Based on a preceding exploratory study and research conducted as part of the In-Forest project, Susanne Koch and Camilla Tetley have published a first co-authored paper in Forest Policy and Economics to share findings with the forest research community.
In this article, we examine the often implicit values, norms and orientations that guide international forest policy research (FPR). Thereby, we draw on Pierre Bourdieu’s sociology of science and valuation studies, and rely on conference observation and reflexive interviews to study valuation practice in FPR. Conferences provide spaces where scholars negotiate ‘what counts’. In presenting and discussing research, they enact values of ‘good’ scholarship that reflect basic orientations of doing science in the field. Starting from this presumption, we observed talks and discussions at the International Forest Policy Meetings taking place in 2021 and 2022, and conducted thirteen interviews with scholars involved.

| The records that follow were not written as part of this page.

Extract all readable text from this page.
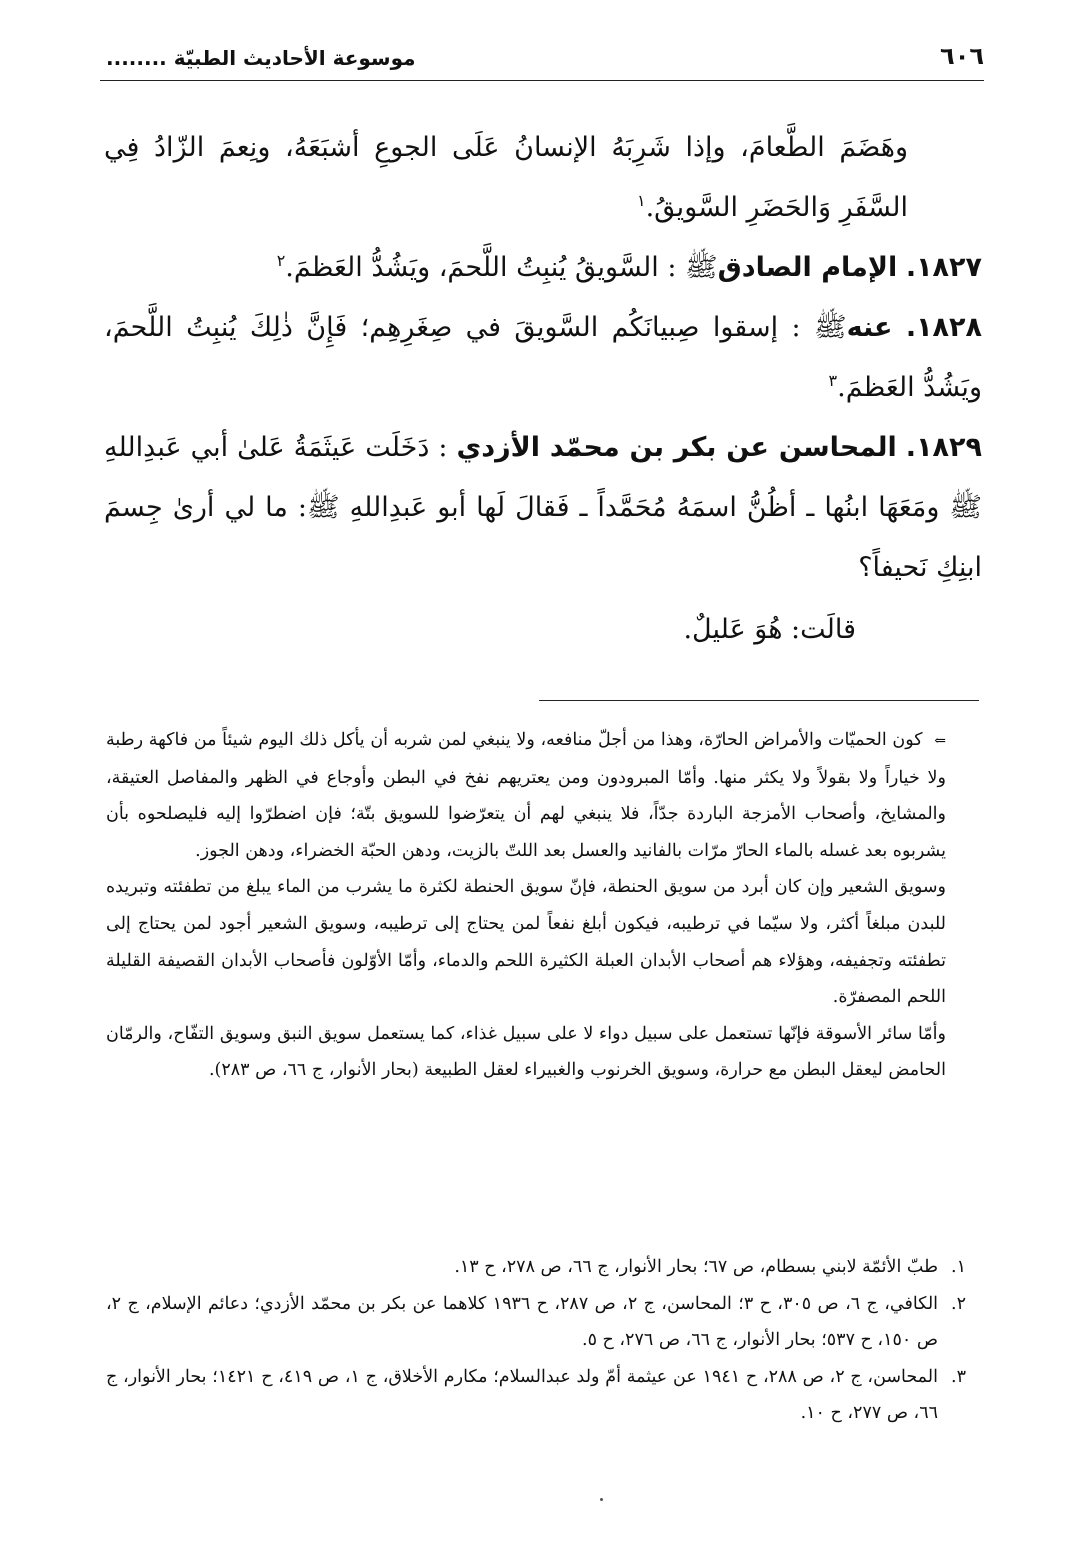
٦٠٦
موسوعة الأحاديث الطبيّة ........

وهَضَمَ الطَّعامَ، وإذا شَرِبَهُ الإنسانُ عَلَى الجوعِ أشبَعَهُ، ونِعمَ الزّادُ فِي السَّفَرِ وَالحَضَرِ السَّويقُ.$^١$

١٨٢٧. الإمام الصادقﷺ : السَّويقُ يُنبِتُ اللَّحمَ، ويَشُدُّ العَظمَ.$^٢$

١٨٢٨. عنهﷺ : إسقوا صِبيانَكُم السَّويقَ في صِغَرِهِم؛ فَإِنَّ ذٰلِكَ يُنبِتُ اللَّحمَ، ويَشُدُّ العَظمَ.$^٣$

١٨٢٩. المحاسن عن بكر بن محمّد الأزدي : دَخَلَت عَيثَمَةُ عَلىٰ أبي عَبدِاللهِ ﷺ ومَعَهَا ابنُها ـ أظُنُّ اسمَهُ مُحَمَّداً ـ فَقالَ لَها أبو عَبدِاللهِ ﷺ: ما لي أرىٰ جِسمَ ابنِكِ نَحيفاً؟

قالَت: هُوَ عَليلٌ.

⇐ كون الحميّات والأمراض الحارّة، وهذا من أجلّ منافعه، ولا ينبغي لمن شربه أن يأكل ذلك اليوم شيئاً من فاكهة رطبة ولا خياراً ولا بقولاً ولا يكثر منها. وأمّا المبرودون ومن يعتريهم نفخ في البطن وأوجاع في الظهر والمفاصل العتيقة، والمشايخ، وأصحاب الأمزجة الباردة جدّاً، فلا ينبغي لهم أن يتعرّضوا للسويق بتّة؛ فإن اضطرّوا إليه فليصلحوه بأن يشربوه بعد غسله بالماء الحارّ مرّات بالفانيد والعسل بعد اللتّ بالزيت، ودهن الحبّة الخضراء، ودهن الجوز.

وسويق الشعير وإن كان أبرد من سويق الحنطة، فإنّ سويق الحنطة لكثرة ما يشرب من الماء يبلغ من تطفئته وتبريده للبدن مبلغاً أكثر، ولا سيّما في ترطيبه، فيكون أبلغ نفعاً لمن يحتاج إلى ترطيبه، وسويق الشعير أجود لمن يحتاج إلى تطفئته وتجفيفه، وهؤلاء هم أصحاب الأبدان العبلة الكثيرة اللحم والدماء، وأمّا الأوّلون فأصحاب الأبدان القصيفة القليلة اللحم المصفرّة.

وأمّا سائر الأسوقة فإنّها تستعمل على سبيل دواء لا على سبيل غذاء، كما يستعمل سويق النبق وسويق التفّاح، والرمّان الحامض ليعقل البطن مع حرارة، وسويق الخرنوب والغبيراء لعقل الطبيعة (بحار الأنوار، ج ٦٦، ص ٢٨٣).

١.
طبّ الأئمّة لابني بسطام، ص ٦٧؛ بحار الأنوار، ج ٦٦، ص ٢٧٨، ح ١٣.

٢.
الكافي، ج ٦، ص ٣٠٥، ح ٣؛ المحاسن، ج ٢، ص ٢٨٧، ح ١٩٣٦ كلاهما عن بكر بن محمّد الأزدي؛ دعائم الإسلام، ج ٢، ص ١٥٠، ح ٥٣٧؛ بحار الأنوار، ج ٦٦، ص ٢٧٦، ح ٥.

٣.
المحاسن، ج ٢، ص ٢٨٨، ح ١٩٤١ عن عيثمة أمّ ولد عبدالسلام؛ مكارم الأخلاق، ج ١، ص ٤١٩، ح ١٤٢١؛ بحار الأنوار، ج ٦٦، ص ٢٧٧، ح ١٠.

Our findings show a tendency towards an objectivistic understanding of science, and an affective orientation towards forest practice. They indicate that FPR has not yet achieved full autonomy as a scientific field: what counts as scientific and relevant seems still impacted by other disciplines, i.e., forest and political sciences, and oriented to external expectations. This prevents the field from utilising the full potential of its interdisciplinarity as it lowers the relevance of scholarship not meeting these norms; it entrenches an inequality between different strands of research within the field, without anyone intending this.
Our study gives input for reflecting values, norms and orientations underlying FPR, and seeks to inform the on-going discourse on its nature, purpose and future in science and society. The paper has been published as part of a Special Issue in Forest Policy and Economics, and is available open access.